The next major movers will be companies that do a lot of IT business consulting like IBM. They are going to be busy helping non IT focused firms incorporate AI into their business model.

Finally if all these data centers pan out and the US keeps oscillating between shunning Renewables or Fossil fuels every time a new party comes to office we are going to have major problems with our energy infrastructure. Think energy bills as high as your mortgage within the next 5 years. Invest in utilities or energy companies and try to put solar and some kind of storage on your home.

[–] trolololol@lemmy.world 12 points 11 hours ago

NVIDIA is producing and delivering GPUs. However this does NOT translate into income, and that's what's making it shady. These companies are paying in shares that will be worth nothing when it pops.

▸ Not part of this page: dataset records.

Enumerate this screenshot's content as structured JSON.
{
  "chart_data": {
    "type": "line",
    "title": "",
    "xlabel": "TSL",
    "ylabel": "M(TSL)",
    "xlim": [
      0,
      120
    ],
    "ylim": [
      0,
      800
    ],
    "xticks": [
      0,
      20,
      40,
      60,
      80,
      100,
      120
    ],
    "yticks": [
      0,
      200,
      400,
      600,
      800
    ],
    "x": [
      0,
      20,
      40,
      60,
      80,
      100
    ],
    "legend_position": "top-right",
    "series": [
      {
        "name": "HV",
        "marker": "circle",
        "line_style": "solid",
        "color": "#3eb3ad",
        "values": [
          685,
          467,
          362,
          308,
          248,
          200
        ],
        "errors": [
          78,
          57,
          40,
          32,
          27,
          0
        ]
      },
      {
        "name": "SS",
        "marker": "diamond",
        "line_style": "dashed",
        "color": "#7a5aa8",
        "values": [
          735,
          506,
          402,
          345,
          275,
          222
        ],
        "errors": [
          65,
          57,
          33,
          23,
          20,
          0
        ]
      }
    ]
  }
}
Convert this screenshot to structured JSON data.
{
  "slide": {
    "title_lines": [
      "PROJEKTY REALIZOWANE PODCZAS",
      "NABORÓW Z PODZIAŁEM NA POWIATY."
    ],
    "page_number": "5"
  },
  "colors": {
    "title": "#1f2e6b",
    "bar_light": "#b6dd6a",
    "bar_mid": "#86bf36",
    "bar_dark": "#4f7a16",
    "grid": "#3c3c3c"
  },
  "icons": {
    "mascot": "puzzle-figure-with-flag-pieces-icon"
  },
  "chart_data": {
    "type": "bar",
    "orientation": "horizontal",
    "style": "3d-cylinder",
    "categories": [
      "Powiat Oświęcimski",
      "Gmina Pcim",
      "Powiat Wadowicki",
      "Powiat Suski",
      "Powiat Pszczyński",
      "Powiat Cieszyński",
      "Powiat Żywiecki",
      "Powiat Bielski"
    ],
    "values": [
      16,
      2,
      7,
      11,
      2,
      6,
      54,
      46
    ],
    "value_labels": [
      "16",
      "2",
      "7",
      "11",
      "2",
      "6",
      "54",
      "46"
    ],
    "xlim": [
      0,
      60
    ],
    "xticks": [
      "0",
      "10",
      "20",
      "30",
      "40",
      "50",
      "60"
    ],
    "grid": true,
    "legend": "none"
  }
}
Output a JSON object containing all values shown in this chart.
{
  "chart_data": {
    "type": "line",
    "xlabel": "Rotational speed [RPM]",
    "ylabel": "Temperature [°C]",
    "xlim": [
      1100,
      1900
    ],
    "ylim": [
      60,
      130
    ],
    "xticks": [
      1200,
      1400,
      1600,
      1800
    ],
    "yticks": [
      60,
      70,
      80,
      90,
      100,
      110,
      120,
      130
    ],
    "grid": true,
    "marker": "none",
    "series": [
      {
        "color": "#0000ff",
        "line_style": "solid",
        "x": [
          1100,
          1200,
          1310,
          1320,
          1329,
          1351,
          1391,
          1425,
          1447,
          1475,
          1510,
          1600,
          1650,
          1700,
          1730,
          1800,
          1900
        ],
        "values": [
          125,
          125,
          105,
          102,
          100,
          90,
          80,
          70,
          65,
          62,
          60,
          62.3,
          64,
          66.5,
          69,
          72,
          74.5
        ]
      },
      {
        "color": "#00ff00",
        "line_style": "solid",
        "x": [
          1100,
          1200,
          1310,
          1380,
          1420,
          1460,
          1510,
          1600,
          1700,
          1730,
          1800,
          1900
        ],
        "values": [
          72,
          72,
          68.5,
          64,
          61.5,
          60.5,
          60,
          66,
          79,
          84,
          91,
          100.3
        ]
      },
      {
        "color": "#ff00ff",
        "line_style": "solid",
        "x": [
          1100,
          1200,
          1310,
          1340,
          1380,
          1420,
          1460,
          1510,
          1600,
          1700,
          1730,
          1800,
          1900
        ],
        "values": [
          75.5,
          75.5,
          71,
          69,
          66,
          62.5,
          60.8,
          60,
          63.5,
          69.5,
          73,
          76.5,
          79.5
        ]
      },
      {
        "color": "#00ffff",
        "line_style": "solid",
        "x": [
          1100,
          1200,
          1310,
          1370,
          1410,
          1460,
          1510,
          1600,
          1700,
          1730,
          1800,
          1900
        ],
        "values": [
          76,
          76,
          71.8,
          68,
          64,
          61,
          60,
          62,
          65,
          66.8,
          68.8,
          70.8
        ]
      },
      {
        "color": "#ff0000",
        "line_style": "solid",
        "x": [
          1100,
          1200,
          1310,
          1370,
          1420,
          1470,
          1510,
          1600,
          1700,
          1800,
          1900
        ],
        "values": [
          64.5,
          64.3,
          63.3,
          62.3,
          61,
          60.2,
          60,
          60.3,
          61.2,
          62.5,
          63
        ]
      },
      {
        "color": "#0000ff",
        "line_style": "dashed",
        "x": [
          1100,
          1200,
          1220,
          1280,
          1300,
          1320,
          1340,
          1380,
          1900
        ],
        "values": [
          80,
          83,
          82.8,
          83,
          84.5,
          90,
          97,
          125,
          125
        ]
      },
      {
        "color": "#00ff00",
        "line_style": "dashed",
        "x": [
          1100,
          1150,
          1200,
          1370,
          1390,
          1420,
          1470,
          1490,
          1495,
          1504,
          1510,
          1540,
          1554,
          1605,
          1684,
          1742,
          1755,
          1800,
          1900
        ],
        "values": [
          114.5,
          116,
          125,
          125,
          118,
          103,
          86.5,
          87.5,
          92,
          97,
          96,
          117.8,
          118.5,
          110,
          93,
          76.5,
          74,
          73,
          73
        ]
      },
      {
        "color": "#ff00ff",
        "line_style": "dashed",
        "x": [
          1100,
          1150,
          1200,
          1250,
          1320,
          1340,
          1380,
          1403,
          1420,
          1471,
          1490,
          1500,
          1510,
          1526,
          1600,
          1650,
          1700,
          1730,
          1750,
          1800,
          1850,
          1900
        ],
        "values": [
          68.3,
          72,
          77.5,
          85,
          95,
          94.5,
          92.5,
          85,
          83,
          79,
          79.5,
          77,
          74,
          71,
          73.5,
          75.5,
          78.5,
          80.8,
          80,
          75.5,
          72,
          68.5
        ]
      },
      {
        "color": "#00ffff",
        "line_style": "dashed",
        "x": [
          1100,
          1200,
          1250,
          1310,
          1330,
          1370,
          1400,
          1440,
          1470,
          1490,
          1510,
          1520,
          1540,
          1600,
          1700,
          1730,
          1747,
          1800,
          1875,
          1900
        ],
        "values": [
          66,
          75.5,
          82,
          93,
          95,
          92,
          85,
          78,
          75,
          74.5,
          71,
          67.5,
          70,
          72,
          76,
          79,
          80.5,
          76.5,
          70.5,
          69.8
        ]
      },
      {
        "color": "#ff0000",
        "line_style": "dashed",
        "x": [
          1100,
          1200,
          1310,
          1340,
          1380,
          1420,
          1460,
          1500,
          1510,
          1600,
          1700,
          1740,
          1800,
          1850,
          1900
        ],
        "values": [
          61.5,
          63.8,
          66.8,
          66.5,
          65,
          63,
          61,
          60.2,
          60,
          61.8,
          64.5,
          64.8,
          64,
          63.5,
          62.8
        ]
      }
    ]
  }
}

[–] tal@lemmy.today 4 points 14 hours ago* (last edited 13 hours ago)

It's all of Nvidia's customers that are mini-Enrons.

I don't think that those are faking profit. Well, I don't have some comprehensive list, and maybe somewhere someone is, but not for the majority of purchases. It's possible that they won't wind up being long-term profitable, but there isn't fraud involved in that.

I don't think that the Enron analogy is very applicable in general. Like, what people who are critical of the extent of AI investment are worried about is analogous to the dot-com bubble, where the returns to investors from companies didn't warrant the level of investment and stock prices for many companies shot way up and then fell back down.

EDIT: It's fair to say that Nvidia is driving demand for its products. But..that may be quite sensible, since if you have a killer app or two explode, it can drive massive demand for the hardware that runs it. If you have capital available and control the best hardware out there, it may well make more sense to use that capital on building more demand for your product than to go and try and improve the product more. There's only so many chip engineers available that Nvidia can hire, and unless they want to get into the "writing AI software" game themselves, which would have them compete with their customers, I'd think that that's potentially a reasonable place to put their capital if they're trying to improve their business potential.

Nvidia sold a lot of hardware when cryptocurrency became popular. I think that it's probably fairly safe to say that AI applications have considerably more potential to provide utility than does cryptocurrency.